A number of benefits are available from participating in counseling. Counselors can provide support, problem-solving skills, and enhanced coping strategies for issues such as depression, anxiety, relationship troubles, unresolved childhood issues, grief, stress management, body image issues and creative blocks. Many people also find that counselors can be a tremendous asset to managing personal growth, interpersonal relationships, family concerns, marriage issues, and the hassles of daily life. Counselors can provide a fresh perspective on a difficult problem or point you in the direction of a solution. The benefits you obtain from counseling depend on how well you use the process and put into practice what you learn.

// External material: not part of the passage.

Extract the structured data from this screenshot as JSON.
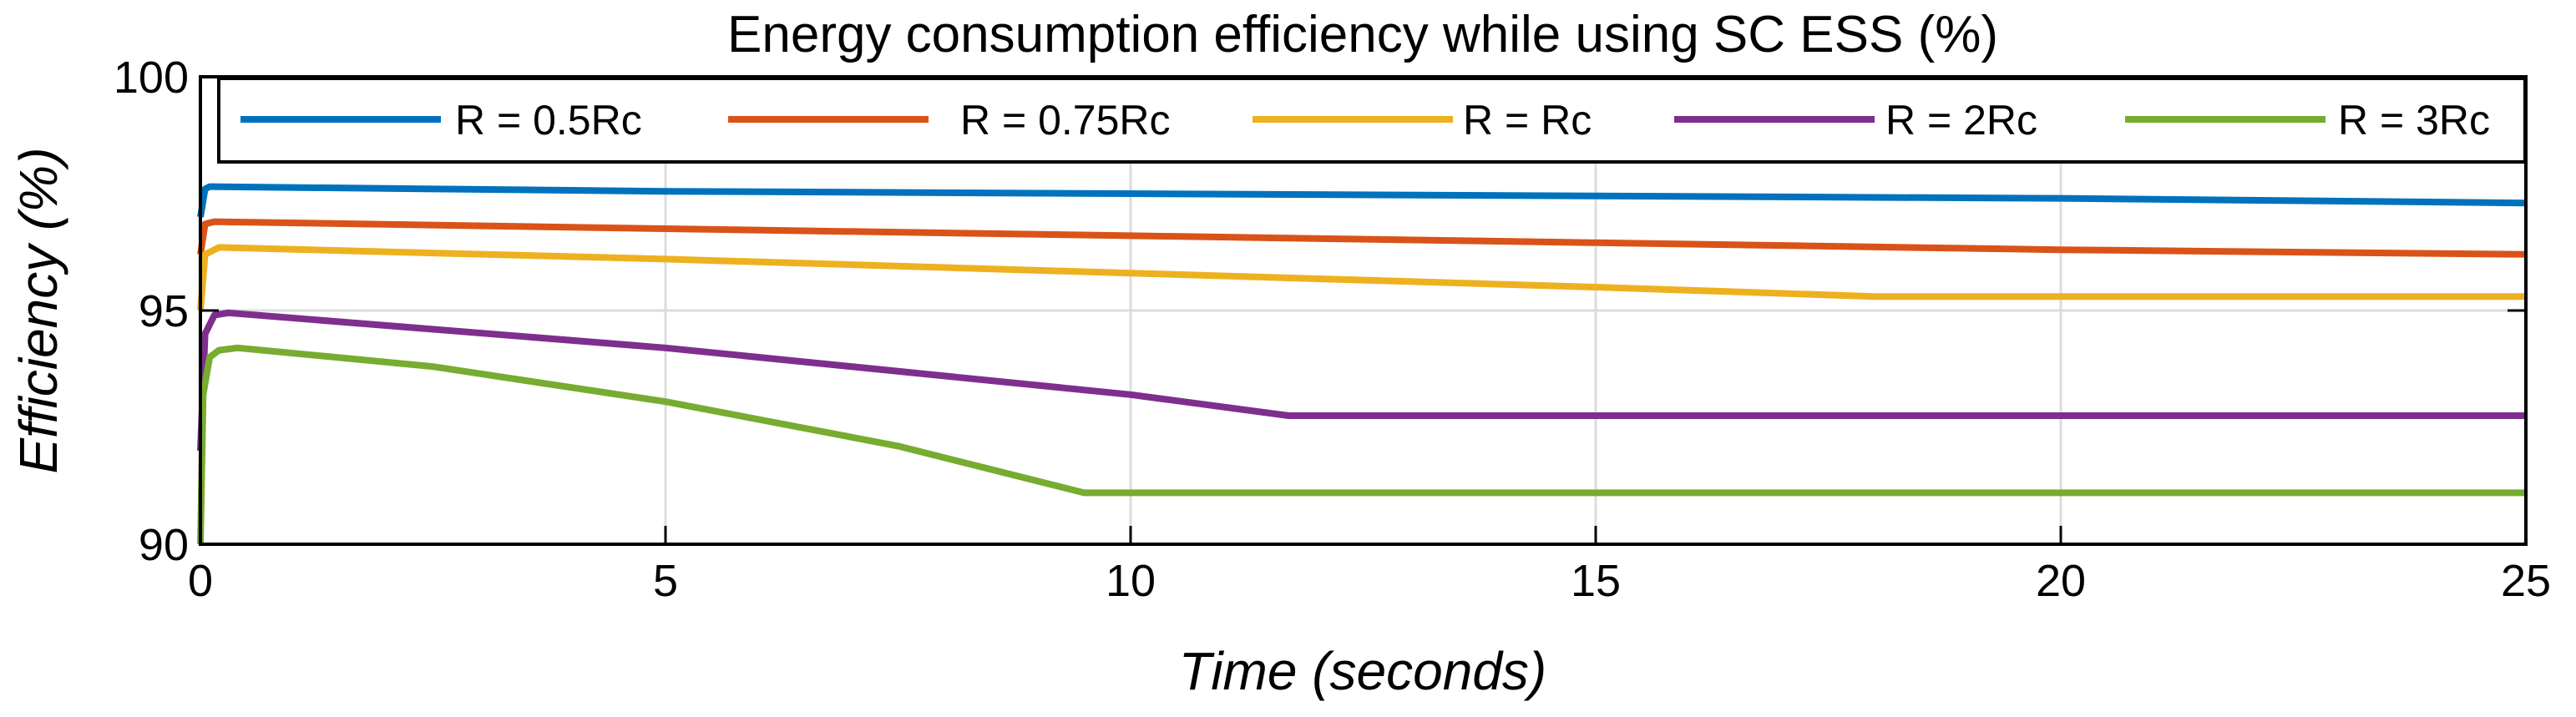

Some of the benefits available from counseling include:
- Attaining a better understanding of yourself, your goals and values
- Developing skills for improving your relationships
- Finding resolution to the issues or concerns that led you to seek counseling
- Learning new ways to cope with stress and anxiety
- Managing anger, grief, depression, and other emotional pressures
- Improving communications and listening skills
- Changing old behavior patterns and developing new ones
- Discovering new ways to solve problems in your family or marriage
- Improving your self-esteem and boosting self-confidence
Do I really need counseling? I can usually handle my problems.
Everyone goes through challenging situations in life, and while you may have successfully navigated through other difficulties you've faced, there's nothing wrong with seeking out extra support when you need it. In fact, counseling is for people who have enough self-awareness to realize they need a helping hand, and that is something to be admired. You are taking responsibility by accepting where you're at in life and making a commitment to change the situation by seeking therapy. Counseling provides long-lasting benefits and support, giving you the tools you need to avoid triggers, re-direct damaging patterns, and overcome whatever challenges you face.
What about medication vs. psychotherapy?
It is well established that the long-term solution to mental and emotional problems and the pain they cause cannot be solved solely by medication. Instead of just treating the symptom, counseling addresses the cause of our distress and the behavior patterns that curb our progress. You can best achieve sustainable growth and a greater sense of well-being with an integrative approach to wellness. Working with your medical doctor you can determine what's best for you, and in some cases a combination of medication and therapy is the right course of action.
Do you take insurance, and how does that work?
To determine if you have mental health coverage through your insurance carrier, the first thing you should do is call them. Check your coverage carefully and make sure you understand their answers. Some helpful questions you can ask them:
- What are my mental health benefits?
- What is the coverage amount per counseling session?
- How many counseling sessions does my plan cover?
- How much does my insurance pay for an out-of-network provider?
- Is approval required from my primary care physician?
Does what we talk about in therapy remain confidential?
Confidentiality is one of the most important components between a client and counselor. Successful therapy requires a high degree of trust with highly sensitive subject matter that is usually not discussed anywhere but the counselor's office. Every counselor should provide a written copy of their confidential disclosure agreement, and you can expect that what you discuss in session will not be shared with anyone. This is called “Informed Consent”. Sometimes, however, you may want your therapist to share information or give an update to someone on your healthcare team (your Physician, Naturopath, Attorney), but by law your therapist cannot release this information without obtaining your written permission.
However, state law and professional ethics require counselors to maintain confidentiality except for the following situations:
* Suspected past or present abuse or neglect of children, adults, and elders to the authorities, including Child Protection and law enforcement, based on information provided by the client or collateral sources.
* If the counselor has reason to suspect the client is seriously in danger of harming him/herself or has threatened to harm another person.